In an email, Craig Blair said he remained proud of this and other state laws he helped pass to expand gun access. He said West Virginia’s overdose crisis and the COVID-19 pandemic could be possible drivers of the rise in gun deaths.

“I have reviewed this study, and I believe like many studies, the data presented can be done so in a way to tell a story that it wants to tell,” Blair wrote in the email. 

But Gordon Smith, professor at the WVU School of Public Health and the senior author of the paper, said they accounted for both factors.

When the researchers excluded 2020 from their analysis, there was still a significant rise in West Virginia deaths, according to Smith. And from 2005 to 2015, as the pharmaceutical industry supply chain flooded West Virginia with prescription opiates, the state’s deadly shooting rate didn’t change much.

Charleston Cabela's gun section
Guns at a Charleston-area sporting goods store. Photo by Allen Siegler.

Smith acknowledged that there could be a different driving force that he and the other scientists didn’t consider for West Virginia’s rise in homicides. But he said the relationship to the rise in gun violence after the 2016 West Virginia law is similar to what other states that legalized permitless concealed carry experienced after their laws passed. 

“We build a case,” Smith said. “That if you make guns more available, then people are more likely in explosive situations to pull out a gun and shoot somebody.”

Cassandra Crifasi, co-director of the Johns Hopkins Center for Gun Violence Solutions, said it’s common for lawmakers to point to causes like drug use when trying to explain rises in gun violence.

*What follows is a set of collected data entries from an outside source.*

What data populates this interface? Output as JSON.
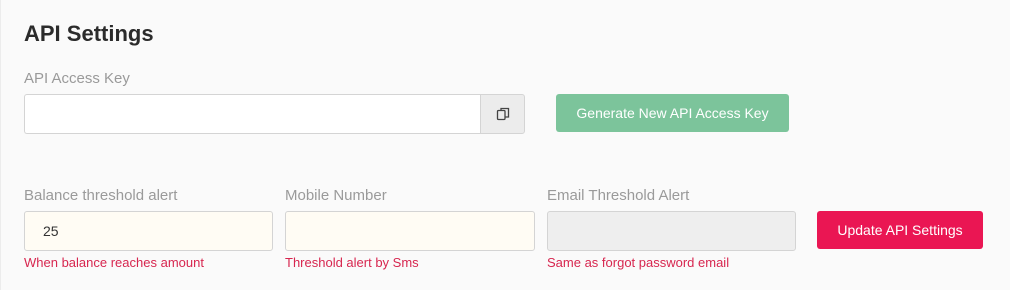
{
  "title": "API Settings",
  "api_key": {
    "label": "API Access Key",
    "value": "",
    "copy_icon": "copy-icon",
    "generate_label": "Generate New API Access Key",
    "generate_color": "#7cc49b"
  },
  "balance_threshold": {
    "label": "Balance threshold alert",
    "value": "25",
    "help": "When balance reaches amount"
  },
  "mobile_number": {
    "label": "Mobile Number",
    "value": "",
    "help": "Threshold alert by Sms"
  },
  "email_threshold": {
    "label": "Email Threshold Alert",
    "value": "",
    "help": "Same as forgot password email"
  },
  "update_label": "Update API Settings",
  "colors": {
    "accent": "#ea1653",
    "help_text": "#d7264f"
  }
}
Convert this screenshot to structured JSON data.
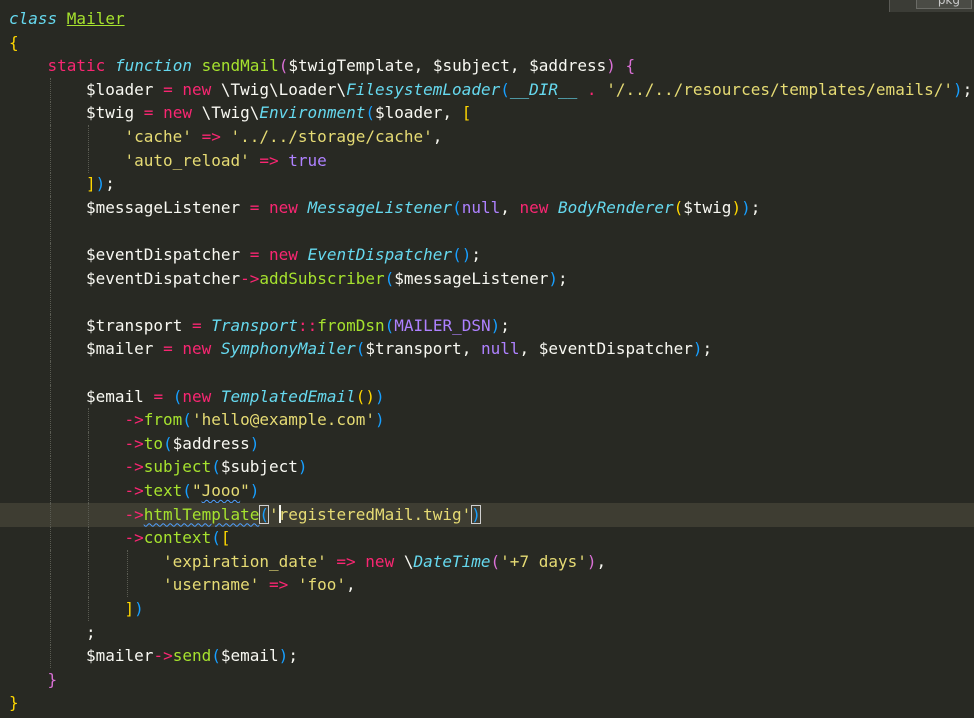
{
  "top_right_tab": {
    "label": "pkg"
  },
  "code": {
    "lines": [
      {
        "indent": 0,
        "tokens": [
          {
            "t": "class ",
            "c": "st",
            "n": "keyword-class"
          },
          {
            "t": "Mailer",
            "c": "fn under",
            "n": "class-name"
          }
        ]
      },
      {
        "indent": 0,
        "tokens": [
          {
            "t": "{",
            "c": "p1",
            "n": "brace"
          }
        ]
      },
      {
        "indent": 1,
        "tokens": [
          {
            "t": "static ",
            "c": "kw",
            "n": "keyword-static"
          },
          {
            "t": "function ",
            "c": "st",
            "n": "keyword-function"
          },
          {
            "t": "sendMail",
            "c": "fn",
            "n": "function-name"
          },
          {
            "t": "(",
            "c": "p2",
            "n": "paren"
          },
          {
            "t": "$twigTemplate, $subject, $address",
            "c": "pun",
            "n": "parameters"
          },
          {
            "t": ") ",
            "c": "p2",
            "n": "paren"
          },
          {
            "t": "{",
            "c": "p2",
            "n": "brace"
          }
        ]
      },
      {
        "indent": 2,
        "tokens": [
          {
            "t": "$loader ",
            "c": "pun",
            "n": "variable"
          },
          {
            "t": "= ",
            "c": "op",
            "n": "operator"
          },
          {
            "t": "new ",
            "c": "kw",
            "n": "keyword-new"
          },
          {
            "t": "\\Twig\\Loader\\",
            "c": "pun",
            "n": "namespace"
          },
          {
            "t": "FilesystemLoader",
            "c": "cls",
            "n": "class-ref"
          },
          {
            "t": "(",
            "c": "p3",
            "n": "paren"
          },
          {
            "t": "__DIR__",
            "c": "cls",
            "n": "magic-constant"
          },
          {
            "t": " . ",
            "c": "op",
            "n": "operator"
          },
          {
            "t": "'/../../resources/templates/emails/'",
            "c": "str",
            "n": "string"
          },
          {
            "t": ")",
            "c": "p3",
            "n": "paren"
          },
          {
            "t": ";",
            "c": "pun",
            "n": "semicolon"
          }
        ]
      },
      {
        "indent": 2,
        "tokens": [
          {
            "t": "$twig ",
            "c": "pun",
            "n": "variable"
          },
          {
            "t": "= ",
            "c": "op",
            "n": "operator"
          },
          {
            "t": "new ",
            "c": "kw",
            "n": "keyword-new"
          },
          {
            "t": "\\Twig\\",
            "c": "pun",
            "n": "namespace"
          },
          {
            "t": "Environment",
            "c": "cls",
            "n": "class-ref"
          },
          {
            "t": "(",
            "c": "p3",
            "n": "paren"
          },
          {
            "t": "$loader, ",
            "c": "pun",
            "n": "argument"
          },
          {
            "t": "[",
            "c": "p1",
            "n": "bracket"
          }
        ]
      },
      {
        "indent": 3,
        "tokens": [
          {
            "t": "'cache' ",
            "c": "str",
            "n": "string"
          },
          {
            "t": "=> ",
            "c": "op",
            "n": "operator"
          },
          {
            "t": "'../../storage/cache'",
            "c": "str",
            "n": "string"
          },
          {
            "t": ",",
            "c": "pun",
            "n": "comma"
          }
        ]
      },
      {
        "indent": 3,
        "tokens": [
          {
            "t": "'auto_reload' ",
            "c": "str",
            "n": "string"
          },
          {
            "t": "=> ",
            "c": "op",
            "n": "operator"
          },
          {
            "t": "true",
            "c": "con",
            "n": "constant"
          }
        ]
      },
      {
        "indent": 2,
        "tokens": [
          {
            "t": "]",
            "c": "p1",
            "n": "bracket"
          },
          {
            "t": ")",
            "c": "p3",
            "n": "paren"
          },
          {
            "t": ";",
            "c": "pun",
            "n": "semicolon"
          }
        ]
      },
      {
        "indent": 2,
        "tokens": [
          {
            "t": "$messageListener ",
            "c": "pun",
            "n": "variable"
          },
          {
            "t": "= ",
            "c": "op",
            "n": "operator"
          },
          {
            "t": "new ",
            "c": "kw",
            "n": "keyword-new"
          },
          {
            "t": "MessageListener",
            "c": "cls",
            "n": "class-ref"
          },
          {
            "t": "(",
            "c": "p3",
            "n": "paren"
          },
          {
            "t": "null",
            "c": "con",
            "n": "constant"
          },
          {
            "t": ", ",
            "c": "pun",
            "n": "comma"
          },
          {
            "t": "new ",
            "c": "kw",
            "n": "keyword-new"
          },
          {
            "t": "BodyRenderer",
            "c": "cls",
            "n": "class-ref"
          },
          {
            "t": "(",
            "c": "p1",
            "n": "paren"
          },
          {
            "t": "$twig",
            "c": "pun",
            "n": "argument"
          },
          {
            "t": ")",
            "c": "p1",
            "n": "paren"
          },
          {
            "t": ")",
            "c": "p3",
            "n": "paren"
          },
          {
            "t": ";",
            "c": "pun",
            "n": "semicolon"
          }
        ]
      },
      {
        "indent": 2,
        "tokens": []
      },
      {
        "indent": 2,
        "tokens": [
          {
            "t": "$eventDispatcher ",
            "c": "pun",
            "n": "variable"
          },
          {
            "t": "= ",
            "c": "op",
            "n": "operator"
          },
          {
            "t": "new ",
            "c": "kw",
            "n": "keyword-new"
          },
          {
            "t": "EventDispatcher",
            "c": "cls",
            "n": "class-ref"
          },
          {
            "t": "()",
            "c": "p3",
            "n": "paren"
          },
          {
            "t": ";",
            "c": "pun",
            "n": "semicolon"
          }
        ]
      },
      {
        "indent": 2,
        "tokens": [
          {
            "t": "$eventDispatcher",
            "c": "pun",
            "n": "variable"
          },
          {
            "t": "->",
            "c": "op",
            "n": "operator"
          },
          {
            "t": "addSubscriber",
            "c": "fn",
            "n": "method"
          },
          {
            "t": "(",
            "c": "p3",
            "n": "paren"
          },
          {
            "t": "$messageListener",
            "c": "pun",
            "n": "argument"
          },
          {
            "t": ")",
            "c": "p3",
            "n": "paren"
          },
          {
            "t": ";",
            "c": "pun",
            "n": "semicolon"
          }
        ]
      },
      {
        "indent": 2,
        "tokens": []
      },
      {
        "indent": 2,
        "tokens": [
          {
            "t": "$transport ",
            "c": "pun",
            "n": "variable"
          },
          {
            "t": "= ",
            "c": "op",
            "n": "operator"
          },
          {
            "t": "Transport",
            "c": "cls",
            "n": "class-ref"
          },
          {
            "t": "::",
            "c": "op",
            "n": "operator"
          },
          {
            "t": "fromDsn",
            "c": "fn",
            "n": "method"
          },
          {
            "t": "(",
            "c": "p3",
            "n": "paren"
          },
          {
            "t": "MAILER_DSN",
            "c": "con",
            "n": "constant"
          },
          {
            "t": ")",
            "c": "p3",
            "n": "paren"
          },
          {
            "t": ";",
            "c": "pun",
            "n": "semicolon"
          }
        ]
      },
      {
        "indent": 2,
        "tokens": [
          {
            "t": "$mailer ",
            "c": "pun",
            "n": "variable"
          },
          {
            "t": "= ",
            "c": "op",
            "n": "operator"
          },
          {
            "t": "new ",
            "c": "kw",
            "n": "keyword-new"
          },
          {
            "t": "SymphonyMailer",
            "c": "cls",
            "n": "class-ref"
          },
          {
            "t": "(",
            "c": "p3",
            "n": "paren"
          },
          {
            "t": "$transport, ",
            "c": "pun",
            "n": "argument"
          },
          {
            "t": "null",
            "c": "con",
            "n": "constant"
          },
          {
            "t": ", $eventDispatcher",
            "c": "pun",
            "n": "argument"
          },
          {
            "t": ")",
            "c": "p3",
            "n": "paren"
          },
          {
            "t": ";",
            "c": "pun",
            "n": "semicolon"
          }
        ]
      },
      {
        "indent": 2,
        "tokens": []
      },
      {
        "indent": 2,
        "tokens": [
          {
            "t": "$email ",
            "c": "pun",
            "n": "variable"
          },
          {
            "t": "= ",
            "c": "op",
            "n": "operator"
          },
          {
            "t": "(",
            "c": "p3",
            "n": "paren"
          },
          {
            "t": "new ",
            "c": "kw",
            "n": "keyword-new"
          },
          {
            "t": "TemplatedEmail",
            "c": "cls",
            "n": "class-ref"
          },
          {
            "t": "()",
            "c": "p1",
            "n": "paren"
          },
          {
            "t": ")",
            "c": "p3",
            "n": "paren"
          }
        ]
      },
      {
        "indent": 3,
        "tokens": [
          {
            "t": "->",
            "c": "op",
            "n": "operator"
          },
          {
            "t": "from",
            "c": "fn",
            "n": "method"
          },
          {
            "t": "(",
            "c": "p3",
            "n": "paren"
          },
          {
            "t": "'hello@example.com'",
            "c": "str",
            "n": "string"
          },
          {
            "t": ")",
            "c": "p3",
            "n": "paren"
          }
        ]
      },
      {
        "indent": 3,
        "tokens": [
          {
            "t": "->",
            "c": "op",
            "n": "operator"
          },
          {
            "t": "to",
            "c": "fn",
            "n": "method"
          },
          {
            "t": "(",
            "c": "p3",
            "n": "paren"
          },
          {
            "t": "$address",
            "c": "pun",
            "n": "argument"
          },
          {
            "t": ")",
            "c": "p3",
            "n": "paren"
          }
        ]
      },
      {
        "indent": 3,
        "tokens": [
          {
            "t": "->",
            "c": "op",
            "n": "operator"
          },
          {
            "t": "subject",
            "c": "fn",
            "n": "method"
          },
          {
            "t": "(",
            "c": "p3",
            "n": "paren"
          },
          {
            "t": "$subject",
            "c": "pun",
            "n": "argument"
          },
          {
            "t": ")",
            "c": "p3",
            "n": "paren"
          }
        ]
      },
      {
        "indent": 3,
        "tokens": [
          {
            "t": "->",
            "c": "op",
            "n": "operator"
          },
          {
            "t": "text",
            "c": "fn",
            "n": "method"
          },
          {
            "t": "(",
            "c": "p3",
            "n": "paren"
          },
          {
            "t": "\"",
            "c": "str",
            "n": "string"
          },
          {
            "t": "Jooo",
            "c": "str squiggle",
            "n": "string-misspelled"
          },
          {
            "t": "\"",
            "c": "str",
            "n": "string"
          },
          {
            "t": ")",
            "c": "p3",
            "n": "paren"
          }
        ]
      },
      {
        "indent": 3,
        "current": true,
        "tokens": [
          {
            "t": "->",
            "c": "op",
            "n": "operator"
          },
          {
            "t": "htmlTemplate",
            "c": "fn squiggle",
            "n": "method"
          },
          {
            "t": "(",
            "c": "p3 mark-box",
            "n": "paren"
          },
          {
            "t": "'",
            "c": "str",
            "n": "string"
          },
          {
            "t": "",
            "c": "cursor",
            "n": "text-cursor"
          },
          {
            "t": "registeredMail.twig'",
            "c": "str",
            "n": "string"
          },
          {
            "t": ")",
            "c": "p3 mark-box",
            "n": "paren"
          }
        ]
      },
      {
        "indent": 3,
        "tokens": [
          {
            "t": "->",
            "c": "op",
            "n": "operator"
          },
          {
            "t": "context",
            "c": "fn",
            "n": "method"
          },
          {
            "t": "(",
            "c": "p3",
            "n": "paren"
          },
          {
            "t": "[",
            "c": "p1",
            "n": "bracket"
          }
        ]
      },
      {
        "indent": 4,
        "tokens": [
          {
            "t": "'expiration_date' ",
            "c": "str",
            "n": "string"
          },
          {
            "t": "=> ",
            "c": "op",
            "n": "operator"
          },
          {
            "t": "new ",
            "c": "kw",
            "n": "keyword-new"
          },
          {
            "t": "\\",
            "c": "pun",
            "n": "namespace"
          },
          {
            "t": "DateTime",
            "c": "cls",
            "n": "class-ref"
          },
          {
            "t": "(",
            "c": "p2",
            "n": "paren"
          },
          {
            "t": "'+7 days'",
            "c": "str",
            "n": "string"
          },
          {
            "t": ")",
            "c": "p2",
            "n": "paren"
          },
          {
            "t": ",",
            "c": "pun",
            "n": "comma"
          }
        ]
      },
      {
        "indent": 4,
        "tokens": [
          {
            "t": "'username' ",
            "c": "str",
            "n": "string"
          },
          {
            "t": "=> ",
            "c": "op",
            "n": "operator"
          },
          {
            "t": "'foo'",
            "c": "str",
            "n": "string"
          },
          {
            "t": ",",
            "c": "pun",
            "n": "comma"
          }
        ]
      },
      {
        "indent": 3,
        "tokens": [
          {
            "t": "]",
            "c": "p1",
            "n": "bracket"
          },
          {
            "t": ")",
            "c": "p3",
            "n": "paren"
          }
        ]
      },
      {
        "indent": 2,
        "tokens": [
          {
            "t": ";",
            "c": "pun",
            "n": "semicolon"
          }
        ]
      },
      {
        "indent": 2,
        "tokens": [
          {
            "t": "$mailer",
            "c": "pun",
            "n": "variable"
          },
          {
            "t": "->",
            "c": "op",
            "n": "operator"
          },
          {
            "t": "send",
            "c": "fn",
            "n": "method"
          },
          {
            "t": "(",
            "c": "p3",
            "n": "paren"
          },
          {
            "t": "$email",
            "c": "pun",
            "n": "argument"
          },
          {
            "t": ")",
            "c": "p3",
            "n": "paren"
          },
          {
            "t": ";",
            "c": "pun",
            "n": "semicolon"
          }
        ]
      },
      {
        "indent": 1,
        "tokens": [
          {
            "t": "}",
            "c": "p2",
            "n": "brace"
          }
        ]
      },
      {
        "indent": 0,
        "tokens": [
          {
            "t": "}",
            "c": "p1",
            "n": "brace"
          }
        ]
      }
    ]
  }
}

“Drugs, crime, violence, gangs,” Crifasi said. “It is always the first go-to to distract away from the thing that is the most important driver of gun violence, which is easy access to guns.”

Smith and the other authors of the WVU study warned that other recently passed state laws may also contribute to more gun-related homicides in the future. Specifically, they cite a law passed earlier this year allowing concealed carry on the campuses of public universities and colleges in West Virginia. 

WV law enforcement at the Governor's Office.
In the West Virginia Governor’s Office, law enforcement members from around the state gathered for a press conference in 2016. At the press conference, then-Governor Earl Ray Tomblin vetoed House Bill 4145, a proposal to allow adults to carry concealed weapons without a permit. Photo courtesy of the West Virginia Governor’s Office.

Adam Crawford, secretary for the West Virginia Deputy Sheriffs’ Association and a sheriff of nearly 16 years, said he remembers when the law was being made. His father, a long-time law enforcement officer in the state, spoke against the bill before Tomblin vetoed it in 2016.  

Crawford said the rise in gun deaths after the law passed makes sense to him. He said that without a mandatory permit system, it’s easier for people to access guns.

“Any time there’s a gun brought into play, it creates another level of danger,” he said. “Regardless of if there was any intent to use it or not.”